Black-Scholes Valuations

Corporate Uses

Given the ever-increasing cost of executive compensation, stock options are viewed as a way to remain competitive without having to offer cash.

To some degree, companies believe stock options are free to the company. As a result, many companies increase their use of stock options when they are cash poor.

Not all companies agree that stock options provide a great incentive without costing anything.

For example… Big Company has done away with the use of stock options.

The company found that when the stock did well, they were over-rewarding employees vis-à-vis the stockholders. When the stock did poorly, they were undervalued compared to the employees’ efforts.

So, are stock options free to companies? No.

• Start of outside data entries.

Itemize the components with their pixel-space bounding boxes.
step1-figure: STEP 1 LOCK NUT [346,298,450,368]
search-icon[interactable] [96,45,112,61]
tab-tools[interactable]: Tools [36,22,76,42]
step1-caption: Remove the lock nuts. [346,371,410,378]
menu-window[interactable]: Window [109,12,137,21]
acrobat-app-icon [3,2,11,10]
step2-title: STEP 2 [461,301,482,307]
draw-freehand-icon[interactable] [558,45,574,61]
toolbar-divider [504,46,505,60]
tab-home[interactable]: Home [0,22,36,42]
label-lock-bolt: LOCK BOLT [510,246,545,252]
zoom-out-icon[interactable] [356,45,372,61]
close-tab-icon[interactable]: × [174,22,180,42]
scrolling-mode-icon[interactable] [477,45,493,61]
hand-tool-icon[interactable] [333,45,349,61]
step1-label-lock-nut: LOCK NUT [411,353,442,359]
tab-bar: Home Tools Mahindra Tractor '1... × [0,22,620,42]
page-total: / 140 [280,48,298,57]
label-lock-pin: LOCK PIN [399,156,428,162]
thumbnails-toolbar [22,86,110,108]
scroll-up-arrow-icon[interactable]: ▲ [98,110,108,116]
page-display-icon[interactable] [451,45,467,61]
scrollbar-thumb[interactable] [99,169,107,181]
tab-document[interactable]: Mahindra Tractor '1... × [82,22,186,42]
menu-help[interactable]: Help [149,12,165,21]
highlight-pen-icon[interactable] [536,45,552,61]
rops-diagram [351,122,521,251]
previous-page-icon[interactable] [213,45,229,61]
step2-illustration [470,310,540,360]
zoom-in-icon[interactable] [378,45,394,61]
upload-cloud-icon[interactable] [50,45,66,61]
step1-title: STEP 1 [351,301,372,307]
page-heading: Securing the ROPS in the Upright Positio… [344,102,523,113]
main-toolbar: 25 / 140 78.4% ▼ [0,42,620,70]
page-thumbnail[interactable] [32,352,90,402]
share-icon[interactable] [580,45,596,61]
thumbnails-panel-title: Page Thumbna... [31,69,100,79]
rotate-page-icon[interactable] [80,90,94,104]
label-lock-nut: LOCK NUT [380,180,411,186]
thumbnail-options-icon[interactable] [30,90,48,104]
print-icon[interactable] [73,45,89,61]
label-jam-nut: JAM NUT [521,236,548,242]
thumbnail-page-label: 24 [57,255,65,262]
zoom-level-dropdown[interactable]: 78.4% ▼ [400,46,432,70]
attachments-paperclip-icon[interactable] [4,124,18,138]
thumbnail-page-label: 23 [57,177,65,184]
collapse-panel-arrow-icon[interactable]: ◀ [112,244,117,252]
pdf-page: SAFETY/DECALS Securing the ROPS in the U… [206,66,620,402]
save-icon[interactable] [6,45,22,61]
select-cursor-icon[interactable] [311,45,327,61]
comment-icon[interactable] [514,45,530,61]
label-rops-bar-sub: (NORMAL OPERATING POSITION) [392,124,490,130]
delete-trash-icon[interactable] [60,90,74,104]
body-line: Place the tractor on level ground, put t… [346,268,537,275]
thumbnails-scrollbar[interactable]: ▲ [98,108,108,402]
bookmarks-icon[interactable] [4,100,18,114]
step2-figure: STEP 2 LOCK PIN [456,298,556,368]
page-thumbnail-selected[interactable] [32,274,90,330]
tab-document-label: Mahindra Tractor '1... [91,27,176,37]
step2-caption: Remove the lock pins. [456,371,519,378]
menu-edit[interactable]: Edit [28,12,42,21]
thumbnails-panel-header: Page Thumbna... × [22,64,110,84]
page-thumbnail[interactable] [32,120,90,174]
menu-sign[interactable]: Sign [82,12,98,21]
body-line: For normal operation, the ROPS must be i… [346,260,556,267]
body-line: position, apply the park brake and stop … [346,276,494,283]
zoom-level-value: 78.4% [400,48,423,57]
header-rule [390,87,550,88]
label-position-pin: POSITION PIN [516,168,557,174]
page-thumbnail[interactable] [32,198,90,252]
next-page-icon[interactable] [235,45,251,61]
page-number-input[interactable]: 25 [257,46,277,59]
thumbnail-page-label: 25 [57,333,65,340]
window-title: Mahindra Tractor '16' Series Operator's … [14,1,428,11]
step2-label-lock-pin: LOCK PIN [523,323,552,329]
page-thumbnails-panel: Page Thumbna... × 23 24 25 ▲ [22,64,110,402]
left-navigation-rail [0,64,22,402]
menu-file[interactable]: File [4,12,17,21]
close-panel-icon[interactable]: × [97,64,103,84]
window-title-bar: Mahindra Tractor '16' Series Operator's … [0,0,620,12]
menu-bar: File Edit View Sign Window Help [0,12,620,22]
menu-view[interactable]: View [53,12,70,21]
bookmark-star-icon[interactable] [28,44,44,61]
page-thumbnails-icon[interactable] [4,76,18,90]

At a minimum, stock options come at a cost to the stockholder. When stock options are exercised, the company issues new stock to cover the call. In the amounts given to top executives, this can significantly dilute the stockholder’s percentage investment. This in turn affects the earnings per share since the earnings are spread out over more shares. Obviously, CFOs don’t want this to happen. So, they buy up stock on the market at the higher current market price, thus hurting the company’s cash position.

In 2004, the Financial Accounting Standards Board (FASB) finalized rules which took effect in mid-2005 imposing the requirement that an explicit expense be recognized by the company in the income statement for stock options going forward, where it was optional in the past.